The ABC News brand is bigger than Stephanopoulos. ABC News needs to remember that.

I discussed the issue on “The Steve Malzberg Show” on Newsmax TV yesterday:

George Stephanopoulos’ donations to the Clinton Foundation prove the ABC News chief anchor is really a “partisan Clinton affiliate pretending to be a reporter,” said William Jacobson, a professor of law at Cornell Law School.

And Jacobson told “The Steve Malzberg Show” on Newsmax TV that at a “bare minimum,” the network must prohibit him from covering the 2016 presidential campaign.

“I know that’s a big blow for somebody in his position, but he concealed not just a bias, but a conflict of interest,” Jacobson said….

“He subjected an author to really what amounted to just abuse in the context by not disclosing their questioners’ own conflicts of interest,” he said.

“It was not a proper interview, it was not a proper disclosure, it appears to have at least potentially violated ABC’s own rules.

“And it really confirms our worst fears about George Stephanopoulos, which is that he is a partisan Clinton affiliate pretending to be a reporter. That sounds harsh, but that’s what it looks like and I don’t see how he can possibly do campaign coverage for them.”
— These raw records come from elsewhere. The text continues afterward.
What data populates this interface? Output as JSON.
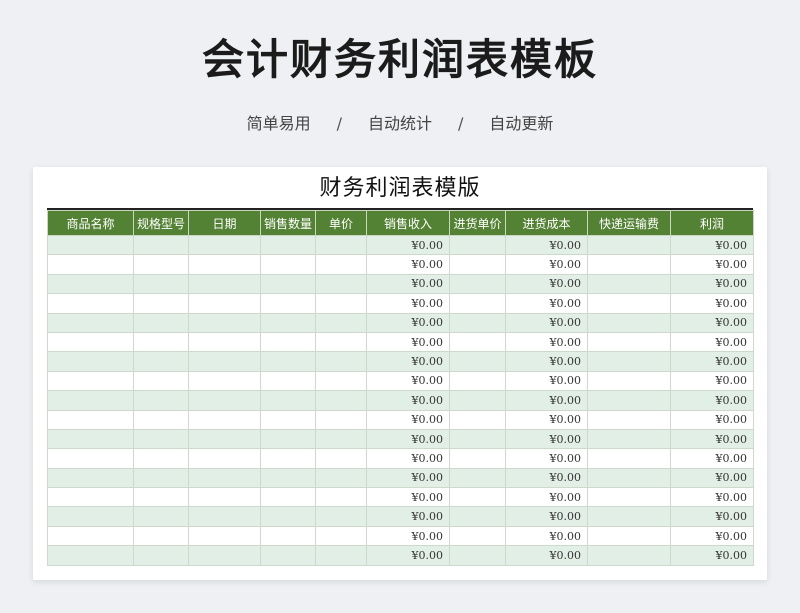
{
  "header": {
    "title": "会计财务利润表模板",
    "features": [
      "简单易用",
      "自动统计",
      "自动更新"
    ],
    "separator": "/"
  },
  "sheet": {
    "title": "财务利润表模版",
    "columns": [
      "商品名称",
      "规格型号",
      "日期",
      "销售数量",
      "单价",
      "销售收入",
      "进货单价",
      "进货成本",
      "快递运输费",
      "利润"
    ],
    "rows": [
      [
        "",
        "",
        "",
        "",
        "",
        "¥0.00",
        "",
        "¥0.00",
        "",
        "¥0.00"
      ],
      [
        "",
        "",
        "",
        "",
        "",
        "¥0.00",
        "",
        "¥0.00",
        "",
        "¥0.00"
      ],
      [
        "",
        "",
        "",
        "",
        "",
        "¥0.00",
        "",
        "¥0.00",
        "",
        "¥0.00"
      ],
      [
        "",
        "",
        "",
        "",
        "",
        "¥0.00",
        "",
        "¥0.00",
        "",
        "¥0.00"
      ],
      [
        "",
        "",
        "",
        "",
        "",
        "¥0.00",
        "",
        "¥0.00",
        "",
        "¥0.00"
      ],
      [
        "",
        "",
        "",
        "",
        "",
        "¥0.00",
        "",
        "¥0.00",
        "",
        "¥0.00"
      ],
      [
        "",
        "",
        "",
        "",
        "",
        "¥0.00",
        "",
        "¥0.00",
        "",
        "¥0.00"
      ],
      [
        "",
        "",
        "",
        "",
        "",
        "¥0.00",
        "",
        "¥0.00",
        "",
        "¥0.00"
      ],
      [
        "",
        "",
        "",
        "",
        "",
        "¥0.00",
        "",
        "¥0.00",
        "",
        "¥0.00"
      ],
      [
        "",
        "",
        "",
        "",
        "",
        "¥0.00",
        "",
        "¥0.00",
        "",
        "¥0.00"
      ],
      [
        "",
        "",
        "",
        "",
        "",
        "¥0.00",
        "",
        "¥0.00",
        "",
        "¥0.00"
      ],
      [
        "",
        "",
        "",
        "",
        "",
        "¥0.00",
        "",
        "¥0.00",
        "",
        "¥0.00"
      ],
      [
        "",
        "",
        "",
        "",
        "",
        "¥0.00",
        "",
        "¥0.00",
        "",
        "¥0.00"
      ],
      [
        "",
        "",
        "",
        "",
        "",
        "¥0.00",
        "",
        "¥0.00",
        "",
        "¥0.00"
      ],
      [
        "",
        "",
        "",
        "",
        "",
        "¥0.00",
        "",
        "¥0.00",
        "",
        "¥0.00"
      ],
      [
        "",
        "",
        "",
        "",
        "",
        "¥0.00",
        "",
        "¥0.00",
        "",
        "¥0.00"
      ],
      [
        "",
        "",
        "",
        "",
        "",
        "¥0.00",
        "",
        "¥0.00",
        "",
        "¥0.00"
      ]
    ]
  },
  "colors": {
    "header_green": "#548235",
    "row_band": "#e2efe6",
    "page_background": "#eef0f3"
  }
}
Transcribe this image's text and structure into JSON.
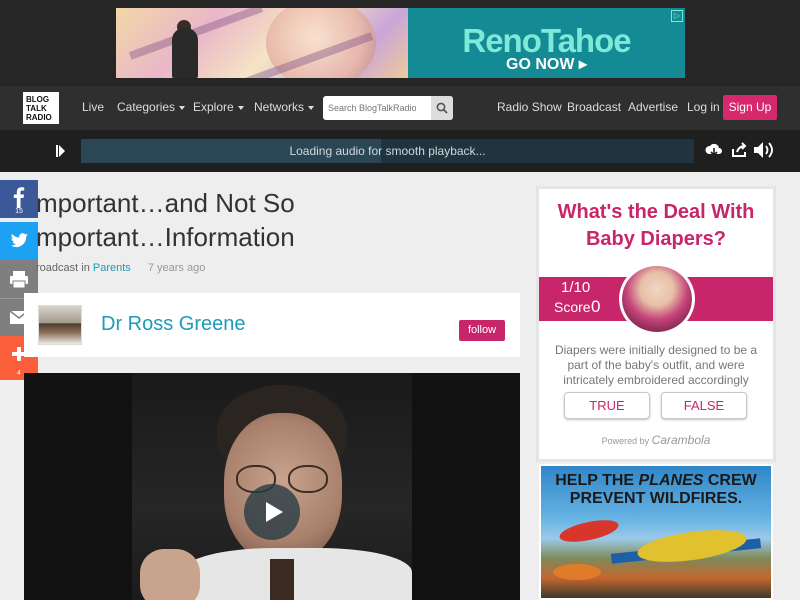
{
  "ad_top": {
    "brand": "RenoTahoe",
    "cta": "GO NOW ▸",
    "choice_icon": "ad-choices-icon",
    "colors": {
      "brand_bg": "#148a94",
      "brand_text": "#7fe9d9"
    }
  },
  "nav": {
    "logo": "BLOG TALK RADIO",
    "live": "Live",
    "categories": "Categories",
    "explore": "Explore",
    "networks": "Networks",
    "search_placeholder": "Search BlogTalkRadio",
    "radio_show": "Radio Show",
    "broadcast": "Broadcast",
    "advertise": "Advertise",
    "login": "Log in",
    "signup": "Sign Up",
    "colors": {
      "bar_bg": "#2f2f2f",
      "signup_bg": "#d6286c"
    }
  },
  "player": {
    "loading_text": "Loading audio for smooth playback...",
    "progress_fraction": 0.49,
    "icons": [
      "play-icon",
      "cloud-download-icon",
      "share-arrow-icon",
      "volume-icon"
    ]
  },
  "share": {
    "facebook": {
      "icon": "facebook-icon",
      "count": "15",
      "color": "#3b5998"
    },
    "twitter": {
      "icon": "twitter-icon",
      "color": "#1da1f2"
    },
    "print": {
      "icon": "print-icon",
      "color": "#7f7f7f"
    },
    "email": {
      "icon": "email-icon",
      "color": "#7f7f7f"
    },
    "more": {
      "icon": "plus-icon",
      "count": "4",
      "color": "#fb5e3b"
    }
  },
  "episode": {
    "title_line1": "mportant…and Not So",
    "title_line2": "mportant…Information",
    "meta_prefix": "roadcast in",
    "category": "Parents",
    "age": "7 years ago"
  },
  "host": {
    "name": "Dr Ross Greene",
    "follow": "follow"
  },
  "quiz": {
    "title": "What's the Deal With Baby Diapers?",
    "progress": "1/10",
    "score_label": "Score",
    "score_value": "0",
    "question": "Diapers were initially designed to be a part of the baby's outfit, and were intricately embroidered accordingly",
    "answer_true": "TRUE",
    "answer_false": "FALSE",
    "powered_prefix": "Powered by",
    "powered_brand": "Carambola",
    "accent": "#c8266a"
  },
  "ad_side": {
    "headline_pre": "HELP THE",
    "headline_em": "PLANES",
    "headline_post": "CREW PREVENT WILDFIRES."
  }
}
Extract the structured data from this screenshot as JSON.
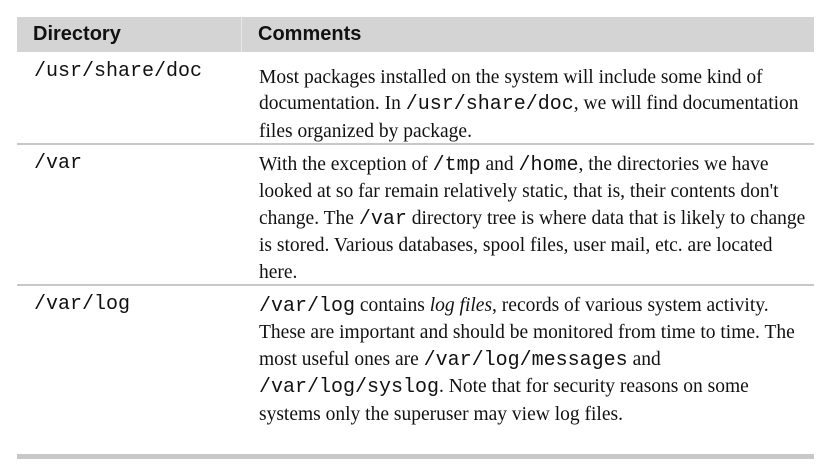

ABC is standing behind Stephanopoulos, but Jacobson told Steve Malzberg the network has “a brand to protect.”

Still, he added, putting Stephanopoulos “front and center” in coverage of the campaign, in which Hillary Clinton is seeking the Democratic nomination, is “not going to do that brand any good.”

“He cannot be [in] their news coverage. If he wants to give commentary, if he wants to be somebody who just expresses an opinion, that’s a different story. But he should not be their news person on the campaign,” Jacobson said.

It’s not as if the warning signs as to Stephanopoulos were not there. His performance in going after Mitt Romney on contraception during the 2012 debates was a huge red flag as it coincided with the launch of the Obama campaign War on Women theme:

The 2012 performance perhaps could be dismissed as general media Obamamania, as was seen at other networks such as Candy Crowley’s intervention to help Obama during one of the debates.

But this is different. Stephanopoulos had a close connection to the likely Democratic nominee, and that allegiance appears to persist in a way that is very damaging to the ABC News brand.

In standing by Stephanopoulos and not imposing any consequence, ABC News is failing to see the whole picture.